Of course, perhaps the biggest disincentive for suing gunmakers is that they have relatively shallow pockets. Annual sales of firearms in the United States amount to less than 5 percent of the domestic cigarette market. It is an article of faith among tobacco industry advocates that Justice's suit is a $289 billion money-grab instituted after the federal government saw the states cash in under the MSA. David Ogden, who supervised the vetting of the tobacco suit during his two years as assistant attorney general in charge of the civil division at Justice, denies that a big payday was the object of the suit. "We put together a team of career lawyers from across the DOJ to look at whether this was a good decision," says Ogden, now a partner at Washington, D.C.'s Wilmer, Cutler & Pickering. "And the decision to file was virtually unanimous, including people from the criminal division who are charged with overseeing RICO."

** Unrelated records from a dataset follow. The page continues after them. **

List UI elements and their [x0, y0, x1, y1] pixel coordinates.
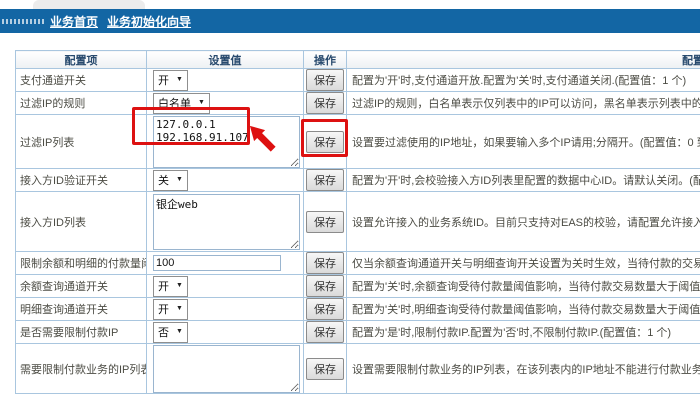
save-button[interactable]: 保存 [306, 169, 344, 191]
table-row: 支付通道开关 开▼ 保存 配置为'开'时,支付通道开放.配置为'关'时,支付通道… [16, 69, 700, 92]
table-row: 是否需要限制付款IP 否▼ 保存 配置为'是'时,限制付款IP.配置为'否'时,… [16, 321, 700, 344]
header-setting-value: 设置值 [147, 51, 304, 69]
save-button[interactable]: 保存 [306, 358, 344, 380]
config-desc: 过滤IP的规则，白名单表示仅列表中的IP可以访问，黑名单表示列表中的IP不可以访… [352, 98, 700, 110]
limit-payment-ip-select[interactable]: 否▼ [153, 322, 188, 343]
config-item-label: 余额查询通道开关 [20, 281, 108, 293]
select-value: 开 [158, 72, 169, 88]
save-button[interactable]: 保存 [306, 321, 344, 343]
config-desc: 设置需要限制付款业务的IP列表，在该列表内的IP地址不能进行付款业务(配置值：0… [352, 364, 700, 376]
config-desc: 配置为'开'时,会校验接入方ID列表里配置的数据中心ID。请默认关闭。(配置值：… [352, 175, 700, 187]
select-value: 开 [158, 301, 169, 317]
chevron-down-icon: ▼ [176, 282, 183, 289]
table-row: 需要限制付款业务的IP列表 保存 设置需要限制付款业务的IP列表，在该列表内的I… [16, 344, 700, 394]
header-config-item: 配置项 [16, 51, 147, 69]
config-item-label: 接入方ID列表 [20, 217, 86, 229]
config-item-label: 支付通道开关 [20, 75, 86, 87]
select-value: 开 [158, 278, 169, 294]
chevron-down-icon: ▼ [198, 99, 205, 106]
config-desc: 设置允许接入的业务系统ID。目前只支持对EAS的校验，请配置允许接入的EAS数据… [352, 217, 700, 229]
save-button[interactable]: 保存 [306, 92, 344, 114]
party-id-verify-select[interactable]: 关▼ [153, 170, 188, 191]
header-operation: 操作 [304, 51, 347, 69]
config-item-label: 过滤IP列表 [20, 137, 74, 149]
party-id-list-textarea[interactable]: 银企web [153, 194, 300, 250]
table-row: 过滤IP列表 127.0.0.1 192.168.91.107 保存 设置要过滤… [16, 115, 700, 169]
logo-icon [2, 19, 44, 24]
config-table: 配置项 设置值 操作 配置说明 支付通道开关 开▼ 保存 配置为'开'时,支付通… [15, 50, 700, 394]
save-button[interactable]: 保存 [306, 69, 344, 91]
table-row: 限制余额和明细的付款量阈值 保存 仅当余额查询通道开关与明细查询开关设置为关时生… [16, 252, 700, 275]
annotation-box-save-button [301, 119, 348, 157]
detail-query-select[interactable]: 开▼ [153, 299, 188, 320]
chevron-down-icon: ▼ [176, 305, 183, 312]
config-item-label: 限制余额和明细的付款量阈值 [20, 258, 147, 270]
config-desc: 仅当余额查询通道开关与明细查询开关设置为关时生效，当待付款的交易数量大于该值时，… [352, 258, 700, 270]
nav-link-init-wizard[interactable]: 业务初始化向导 [107, 13, 191, 30]
save-button[interactable]: 保存 [306, 252, 344, 274]
config-desc: 设置要过滤使用的IP地址，如果要输入多个IP请用;分隔开。(配置值：0 到 16… [352, 137, 700, 149]
save-button[interactable]: 保存 [306, 275, 344, 297]
table-row: 过滤IP的规则 白名单▼ 保存 过滤IP的规则，白名单表示仅列表中的IP可以访问… [16, 92, 700, 115]
config-item-label: 明细查询通道开关 [20, 304, 108, 316]
select-value: 否 [158, 324, 169, 340]
config-desc: 配置为'关'时,余额查询受待付款量阈值影响，当待付款交易数量大于阈值，不允许查询… [352, 281, 700, 293]
select-value: 关 [158, 172, 169, 188]
balance-query-select[interactable]: 开▼ [153, 276, 188, 297]
table-row: 余额查询通道开关 开▼ 保存 配置为'关'时,余额查询受待付款量阈值影响，当待付… [16, 275, 700, 298]
nav-link-business-home[interactable]: 业务首页 [50, 13, 98, 30]
table-row: 明细查询通道开关 开▼ 保存 配置为'关'时,明细查询受待付款量阈值影响，当待付… [16, 298, 700, 321]
config-item-label: 接入方ID验证开关 [20, 175, 108, 187]
config-desc: 配置为'关'时,明细查询受待付款量阈值影响，当待付款交易数量大于阈值，不允许查询… [352, 304, 700, 316]
chevron-down-icon: ▼ [176, 176, 183, 183]
config-desc: 配置为'开'时,支付通道开放.配置为'关'时,支付通道关闭.(配置值：1 个) [352, 75, 686, 87]
payment-threshold-input[interactable] [153, 255, 281, 271]
config-item-label: 过滤IP的规则 [20, 98, 85, 110]
config-desc: 配置为'是'时,限制付款IP.配置为'否'时,不限制付款IP.(配置值：1 个) [352, 327, 671, 339]
restricted-payment-ip-textarea[interactable] [153, 345, 300, 393]
config-item-label: 是否需要限制付款IP [20, 327, 118, 339]
table-row: 接入方ID列表 银企web 保存 设置允许接入的业务系统ID。目前只支持对EAS… [16, 192, 700, 252]
chevron-down-icon: ▼ [176, 76, 183, 83]
table-header-row: 配置项 设置值 操作 配置说明 [16, 51, 700, 69]
table-row: 接入方ID验证开关 关▼ 保存 配置为'开'时,会校验接入方ID列表里配置的数据… [16, 169, 700, 192]
annotation-arrow-icon [243, 123, 283, 155]
annotation-box-ip-list [132, 107, 250, 145]
save-button[interactable]: 保存 [306, 211, 344, 233]
config-item-label: 需要限制付款业务的IP列表 [20, 364, 147, 376]
chevron-down-icon: ▼ [176, 328, 183, 335]
header-config-desc: 配置说明 [347, 51, 700, 69]
config-page: 业务首页 业务初始化向导 配置项 设置值 操作 配置说明 支付通道开关 开▼ 保… [0, 0, 700, 405]
top-navbar: 业务首页 业务初始化向导 [0, 9, 700, 33]
payment-channel-select[interactable]: 开▼ [153, 70, 188, 91]
save-button[interactable]: 保存 [306, 298, 344, 320]
browser-tab-ghost [33, 0, 145, 9]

If any industry rivals Big Tobacco as a potential source of damages, it's the $116-billion-a-year alcohol industry. Like tobacco, alcohol causes health problems for millions of Americans and is often obtained illegally by minors who may be drawn in by many of the industry's "party hearty" ad campaigns. In September, the National Academy of Sciences's Institute of Medicine released a report critical of the industry and its contribution to promoting underage drinking.
But David Rehr, president of the National Beer Wholesalers Association, perhaps Big Alcohol's most powerful trade group, says that the history and conduct of alcohol makers stands in sharp contrast to the conduct of Big Tobacco. In fact, he resents the tobacco industry's attempts to equate the two: "It's classic. They want to protect themselves by throwing everyone else under the bus," says Rehr. He cites several differences between the two industries, such as the fact that studies show that alcohol, unlike tobacco, has some health benefits when consumed in moderation. Moreover, Rehr claims, beer industry executives don't destroy documents, and industry executives have never lied to Congress -- a jab at the now-infamous group of tobacco executives who pledged before Congress in 1994 that tobacco was not addictive.
But lawyers defending Big Tobacco see such confidence on the part of other industries -- the certainty that the government will never target them -- as shortsighted. Twenty years ago, they point out, suits against cigarette makers were viewed with similar skepticism (Cigarettes cause cancer? Hello! Look at the warning label). "If this suit is successful, it could easily serve as a model to go after any unpopular industry the federal government wants to target, using the equitable relief under RICO to make policy," says Kenneth Bass in the Washington, D.C., office of Chicago's Kirkland & Ellis who represents cigarette maker Brown & Williamson Tobacco Corp. "You just take their public statements, made in the context of a public debate, and trump those up into mail and wire fraud by saying they conspired to defraud and mislead, and now, by God, we're going to clean them up by court decree, and oh, by the way, seek lots of money through disgorgement of profits."
Blakey, the Notre Dame law professor and tobacco critic who helped draft RICO, has an answer to that: "If there is another industry as perfidious as tobacco, it ought to be sued under RICO," says Blakey. "You can't deny the good case because a bad one may be brought later."